I hope I bring both passion and compassion to my job, but frankly, that’s not enough. Any activist will tell you that organization is key to purposeful action. One way to think about my job is to visualize those big directory signs you find at the airport, or a shopping mall, or maybe a museum. There’s usually a red arrow that says, “You are here,” placed on a floorplan map. Then, underneath, there’s a color-coded legend that lists all the things you might need and where to find them. Food? A bookstore? Gift shop? The nearest restroom? It’s all spelled out in the directory. And that’s what my team of HR professionals does – we organize action around people’s needs, based on where they are. Benefits information? Training to advance your career? Well-being support? We try to make it easy for our people to find what they need, wherever they are at the moments that matter in their job or life cycle. We make an effort to focus on what matters to each group and each individual. And, taking a page from my grandmother, we are vigilant about making sure their experience is unhindered by bias or prejudice.

Thankfully, this mission-critical mandate aligns squarely with our Navistar purpose: Reimagining how to deliver what matters. What matters to our stakeholders depends not only on their discipline, or location, or paygrade, but on what is going on in their personal lives and the bigger world around them. So, how is a proactive HR team supposed to know what matters?

I am a big believer in surveys, in analyzing available data, and in seeking insights that inform policy. But I also want to hear directly from stakeholders. That’s the genius behind working with Employee Resource Groups (ERGs). They are the vanguard that carries the banners of diversity, equity, and inclusion. They play an invaluable role in raising the consciousness of the entire enterprise. Given the tragedies and social disruptions that have filled the headlines this past year, we need a diverse chorus of voices to cut through what could otherwise become just another corporate echo chamber. In fact, because each ERG has an executive sponsor, there’s an opportunity for reverse mentoring that makes our leadership team more conscientious, more aware, and stronger.

At Navistar, we are realizing that our culture is created every day, with every interaction, with every individual. If we are doing our job correctly, this sense of shared purpose will permeate the organization and become manifest in the work each person does, at every touchpoint. And when that happens, the rest of our stakeholders will see it in action. Dealers will see that we are living our purpose by contributing to their profitability. Customers will experience the product innovation that comes from reimagining what matters. Supplier partners will understand that the way they treat people matters to us because it is a condition of our business relationship. And the community at large will come to see that bias and prejudice are hurdles that will not be allowed to stand.

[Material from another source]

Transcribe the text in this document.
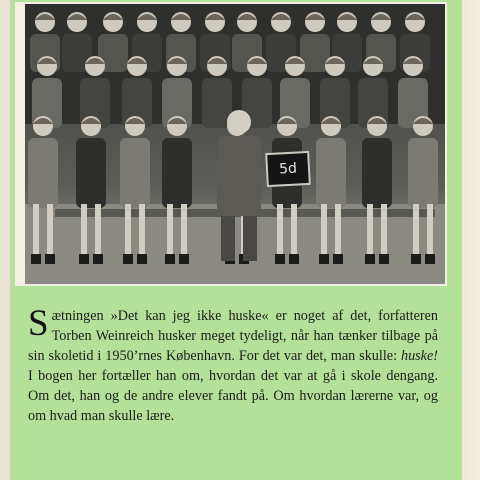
5d

Sætningen »Det kan jeg ikke huske« er noget af det, forfatteren Torben Weinreich husker meget tydeligt, når han tænker tilbage på sin skoletid i 1950’rnes København. For det var det, man skulle: huske! I bogen her fortæller han om, hvordan det var at gå i skole dengang. Om det, han og de andre elever fandt på. Om hvordan lærerne var, og om hvad man skulle lære.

I sometimes wonder what that feisty activist, Clara Day, would say about our purpose statement. I know she’d like the “reimagining” part, because that’s what she did every time she demanded a better world for marginalized people. And I know she’d appreciate “what matters,” because she was shrewd enough to understand that when each person has a voice in what matters, it’s incredibly empowering. But because my grandmother was so purposeful – so full of purpose – I think she would seize on the “deliver” part of the message. For her, it was never enough to have a star to steer by – you had to step on the accelerator and shift into high gear.

I wish I could tell her that I heard her, and that she inspires me to act with purpose every day. I hope that one day in the future, I am lucky enough to have grandchildren of my own and that I can be present for them in the same way my grandmother was present for me. I hope, when those yet-to-be-born grandchildren remember me, they are challenged to imagine a better way, a better world. I have no idea what that world will look like. But I hope they have the will, the urgency, and grandma’s sense of empathy to deliver what matters. In truth, that’s my hope for everyone.